North American Network Operators Group

Date Prev | Date Next | Date Index | Thread Index | Author Index | Historical

Re: DNS was Re: Internet Vulnerabilities

  • From: Brad Knowles
  • Date: Mon Jul 15 11:49:38 2002

At 9:07 AM +0200 2002/07/15, Måns Nilsson quoted Simon Waters
<Simon@wretched.demon.co.uk> as saying:

 I
 would guess the "." zone probably isn't that large in absolute
 terms, so large ISPs (NANOG members ?) could arrange for their
 recursive servers to act as private secondaries of ".", thus
 eliminating the dependence on the root servers entirely for a
 large chunks of the Internet user base.
	1266 A records
	1243 NS records
	1 SOA record
	1 TXT record

	Currently, B, C, & F are open to zone transfers.


 I think the kinds of zones being handled by the gtld-servers
 would be harder to relocate, if only due to size, although the
 average NANOG reader probably has rather more bandwidth
 available than I do, they may not have the right kind of spare
 capacity on their DNS servers to secondary ".com" at short
 notice.
	Edu is pretty good size:

		17188 NS records
		 5514 A records
		    1 SOA record
		    1 TXT record

	A complete zone transfer comprises some 1016491 bytes.

 All I think root server protection requires is someone with
 access to the relevant zone to make it available through other
 channels to large ISPs. There is no technical reason why key DNS
 infrastructure providers could not implement such a scheme on
 their own recursive DNS servers now, and it would offer to
 reduce load on both their own, and the root DNS servers and
 networks.
I disagree. This is only going to help those ISPs that are clued-in enough to act as a stealth secondary of the zone, and then only for those customers that will be using their nameservers as caching/recursive servers, or have their own caching/recursive servers forward all unknown queries to their ISPs. I'm sorry, but that's a vanishingly small group of people, and will have little or no measurable impact.

Better would be for the root nameservers to do per-IP address throttling. If you send them too many queries in a given period of time, they can throw away any excess queries. This prevents people from running tools like queryperf on a constant basis from excessively abusing the server.

Indeed, some root nameservers are already doing per-IP address throttling.

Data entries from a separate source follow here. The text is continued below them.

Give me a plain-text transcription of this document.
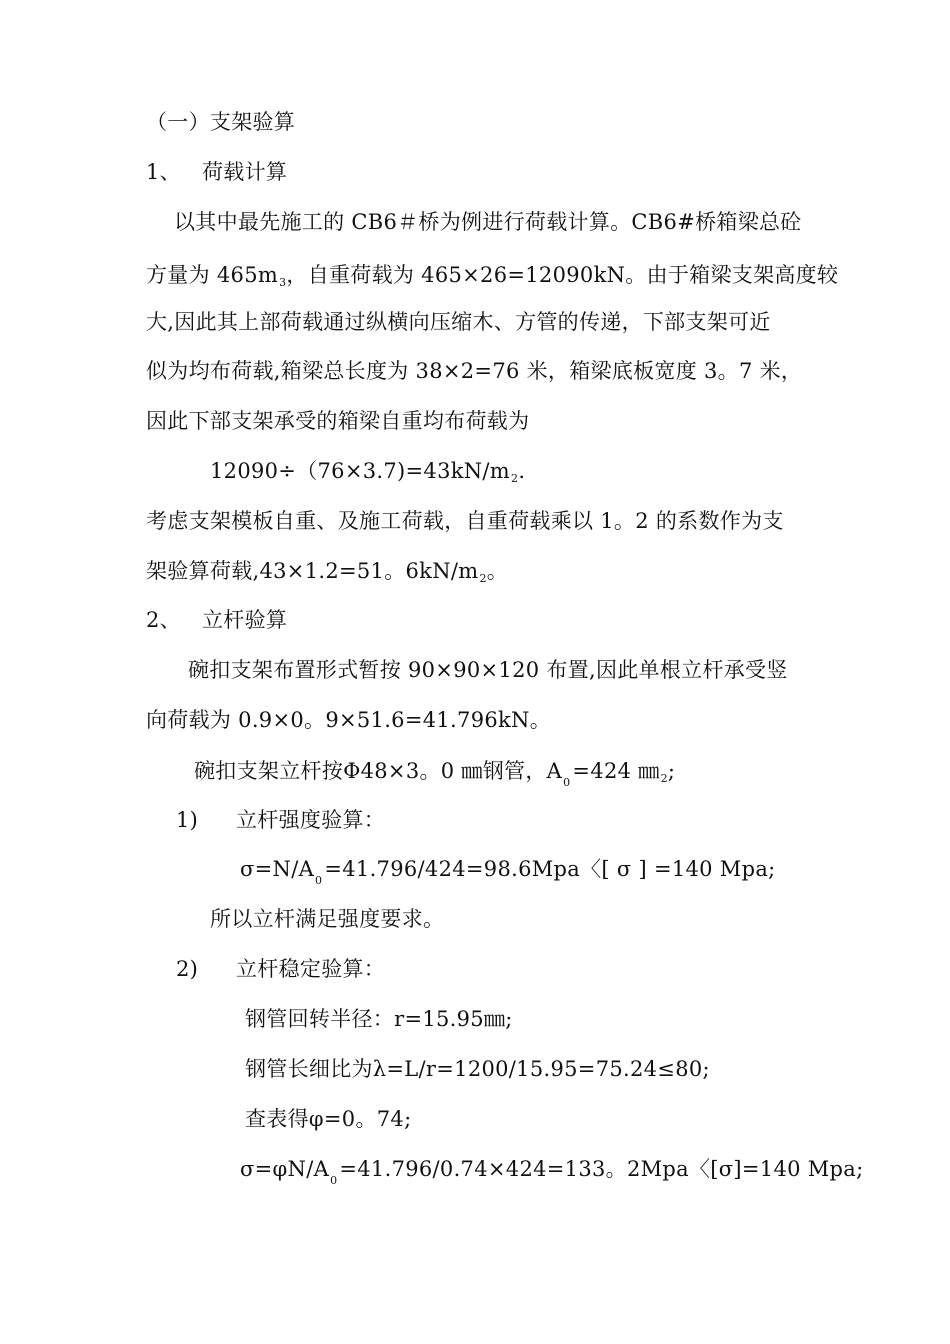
（一）支架验算
1、 荷载计算
以其中最先施工的 CB6＃桥为例进行荷载计算。CB6#桥箱梁总砼
方量为 465m3，自重荷载为 465×26=12090kN。由于箱梁支架高度较
大,因此其上部荷载通过纵横向压缩木、方管的传递，下部支架可近
似为均布荷载,箱梁总长度为 38×2=76 米，箱梁底板宽度 3。7 米，
因此下部支架承受的箱梁自重均布荷载为
12090÷（76×3.7)=43kN/m2.
考虑支架模板自重、及施工荷载，自重荷载乘以 1。2 的系数作为支
架验算荷载,43×1.2=51。6kN/m2。
2、 立杆验算
碗扣支架布置形式暂按 90×90×120 布置,因此单根立杆承受竖
向荷载为 0.9×0。9×51.6=41.796kN。
碗扣支架立杆按Φ48×3。0 ㎜钢管，$A_0=424$ ㎜2;
1) 立杆强度验算：
$\sigma=N/A_0=41.796/424=98.6Mpa$〈[ σ ] =140 Mpa;
所以立杆满足强度要求。
2) 立杆稳定验算：
钢管回转半径：r=15.95㎜;
钢管长细比为λ=L/r=1200/15.95=75.24≤80;
查表得φ=0。74;
$\sigma=\varphi N/A_0=41.796/0.74\times 424=133$。2Mpa〈[σ]=140 Mpa;
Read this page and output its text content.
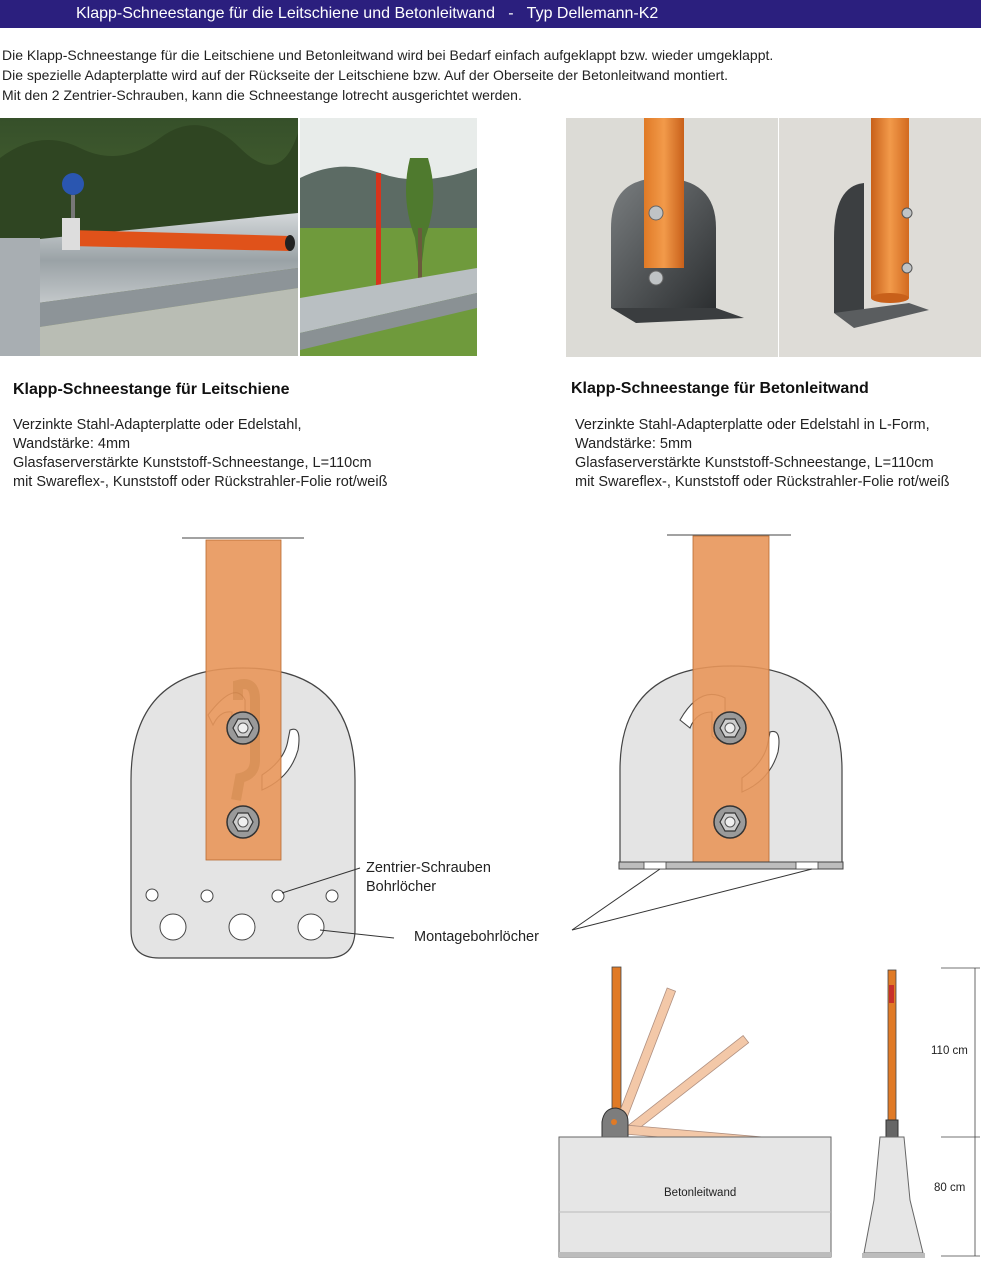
Klapp-Schneestange für die Leitschiene und Betonleitwand   -   Typ Dellemann-K2
Die Klapp-Schneestange für die Leitschiene und Betonleitwand wird bei Bedarf einfach aufgeklappt bzw. wieder umgeklappt.
Die spezielle Adapterplatte wird auf der Rückseite der Leitschiene bzw. Auf der Oberseite der Betonleitwand montiert.
Mit den 2 Zentrier-Schrauben, kann die Schneestange lotrecht ausgerichtet werden.
Klapp-Schneestange für Leitschiene	Klapp-Schneestange für Betonleitwand
Verzinkte Stahl-Adapterplatte oder Edelstahl,
Wandstärke: 4mm
Glasfaserverstärkte Kunststoff-Schneestange, L=110cm
mit Swareflex-, Kunststoff oder Rückstrahler-Folie rot/weiß
Verzinkte Stahl-Adapterplatte oder Edelstahl in L-Form,
Wandstärke: 5mm
Glasfaserverstärkte Kunststoff-Schneestange, L=110cm
mit Swareflex-, Kunststoff oder Rückstrahler-Folie rot/weiß
Zentrier-Schrauben
Bohrlöcher
Montagebohrlöcher
Betonleitwand
110 cm
80 cm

 In practical terms I'd be more worried about smaller attacks
 against specific CC domains, I could imagine some people seeing
 disruption of "il" as a more potent (and perhaps less globally
 unpopular) political statement, than disrupting the whole
 Internet.
Keep in mind that some ccTLDs are pretty good size themselves. The largest domain I've been able to get a zone transfer of is .tv, comprising some 20919120 bytes of data -- 381812 NSes, 72694 A RRs, 5754 CNAMEs, and 3 MXes.

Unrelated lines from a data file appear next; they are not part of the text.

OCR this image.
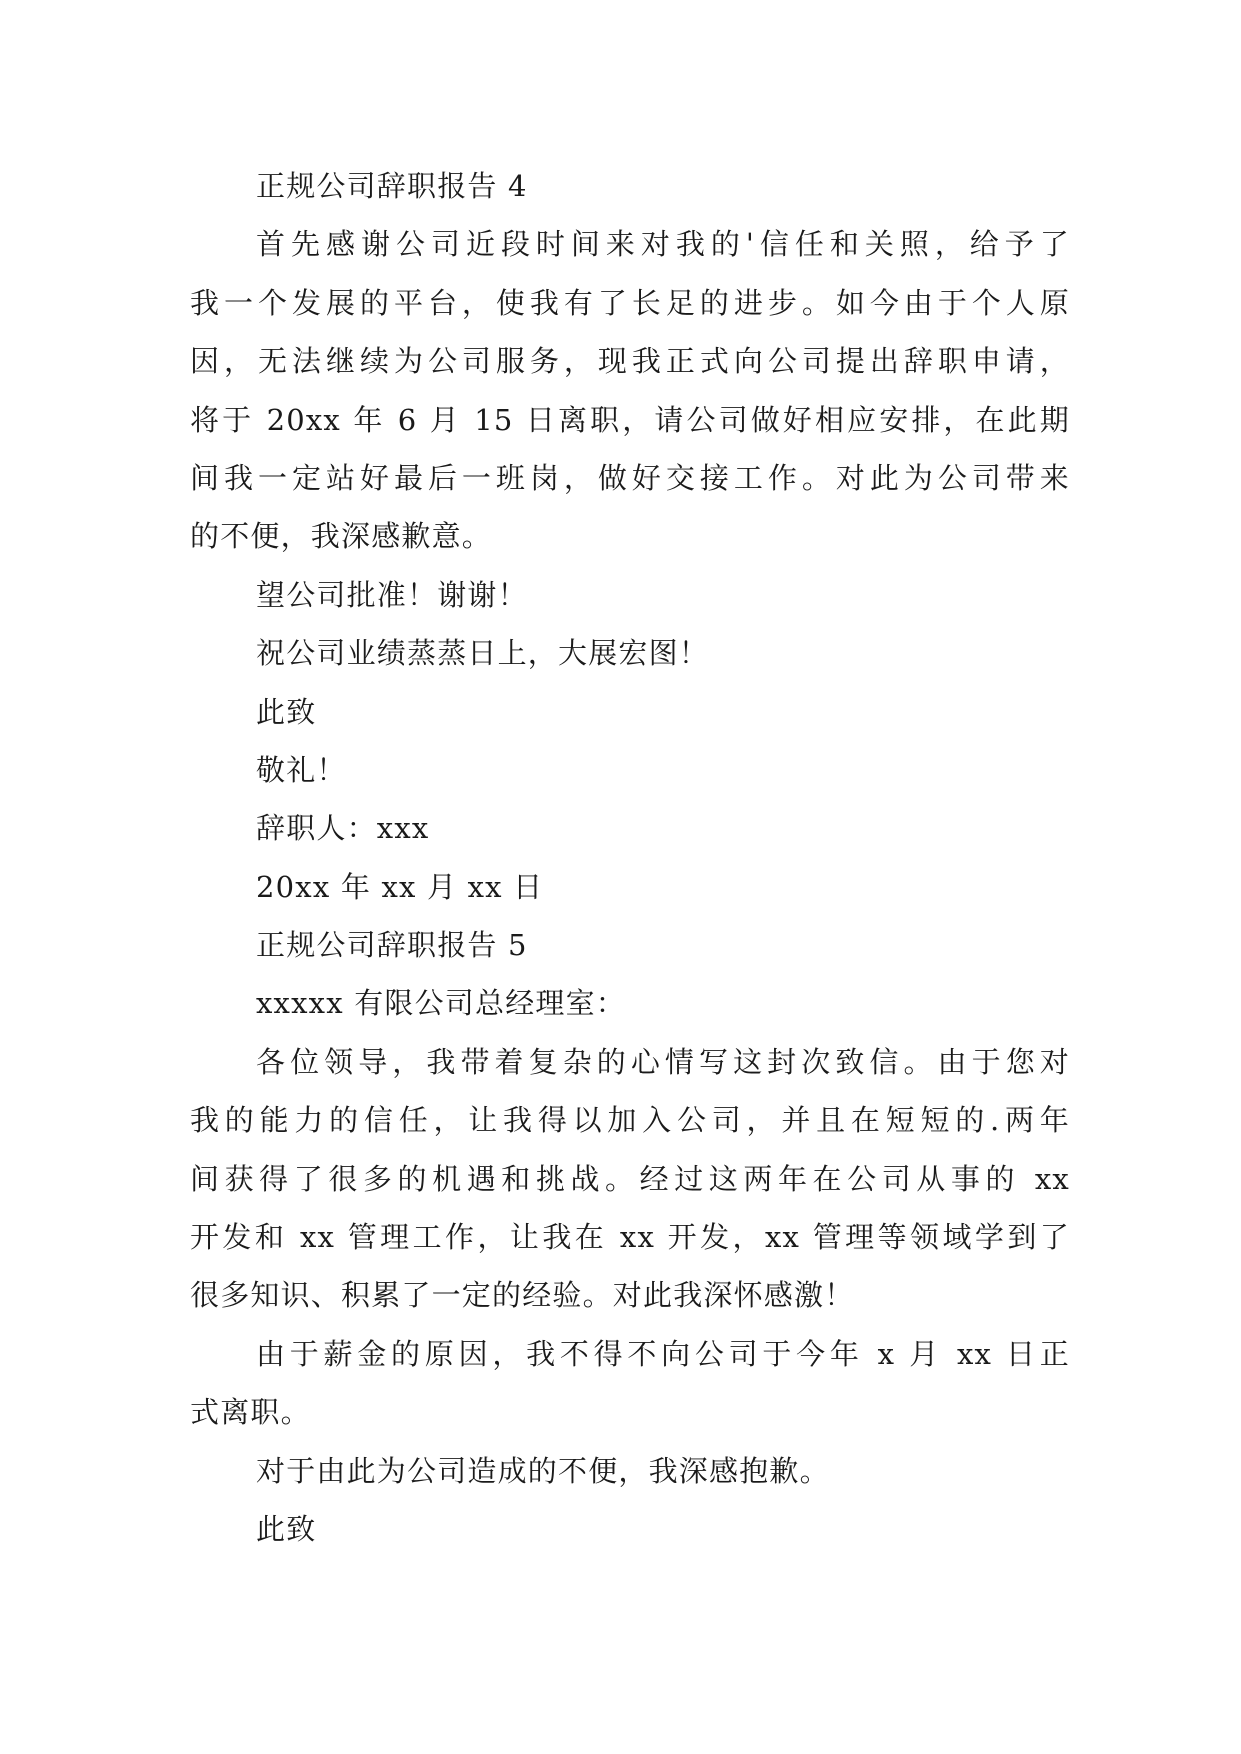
正规公司辞职报告 4
首先感谢公司近段时间来对我的'信任和关照，给予了
我一个发展的平台，使我有了长足的进步。如今由于个人原
因，无法继续为公司服务，现我正式向公司提出辞职申请，
将于 20xx 年 6 月 15 日离职，请公司做好相应安排，在此期
间我一定站好最后一班岗，做好交接工作。对此为公司带来
的不便，我深感歉意。
望公司批准！谢谢！
祝公司业绩蒸蒸日上，大展宏图！
此致
敬礼！
辞职人：xxx
20xx 年 xx 月 xx 日
正规公司辞职报告 5
xxxxx 有限公司总经理室：
各位领导，我带着复杂的心情写这封次致信。由于您对
我的能力的信任，让我得以加入公司，并且在短短的.两年
间获得了很多的机遇和挑战。经过这两年在公司从事的 xx
开发和 xx 管理工作，让我在 xx 开发，xx 管理等领域学到了
很多知识、积累了一定的经验。对此我深怀感激！
由于薪金的原因，我不得不向公司于今年 x 月 xx 日正
式离职。
对于由此为公司造成的不便，我深感抱歉。
此致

Any zone that is served by a system that is both authoritative and public caching/recursive is wide-open for cache-poisoning attacks -- such as any zone served by nic.lth.se [130.235.20.3].

 Similarly an attack on a commercial subdomain in a
 specific country could be used to make a political statement,
 but might have significant economic consequences for some
 companies. Attacking 3 or 4 servers is far easier than attacking
 13 geographically diverse, well networked, and well protected
 servers.
Who said that the root nameservers were geographically diverse? I don't think the situation has changed much since the list at <http://www.icann.org/committees/dns-root/y2k-statement.htm> was created. I don't call this geographically diverse.

 I definitely agree. ccTLDen are in very varying states of security
 awareness, and while I believe .il is aware and prepared, other
 conflict zone domains might not be...
Except for the performance issues, IMO ccTLDs should be held to the same standards of operation as the root nameservers, and thus subject to RFC 2010 "Operational Criteria for Root Name Servers" by B. Manning, P. Vixie and RFC 2870 "Root Name Server Operational Requirements" by R. Bush, D. Karrenberg, M. Kosters, & R. Plzak.


Those of you who are interested in this topic may want to drop in on my invited talk "Domain Name Server Comparison: BIND 8 vs. BIND 9 vs. djbdns vs. ???" at LISA 2002. Root & TLD server issues will figure heavily in comparison. ;-)

--
Brad Knowles, <brad.knowles@skynet.be>

"They that can give up essential liberty to obtain a little temporary
safety deserve neither liberty nor safety."
-Benjamin Franklin, Historical Review of Pennsylvania.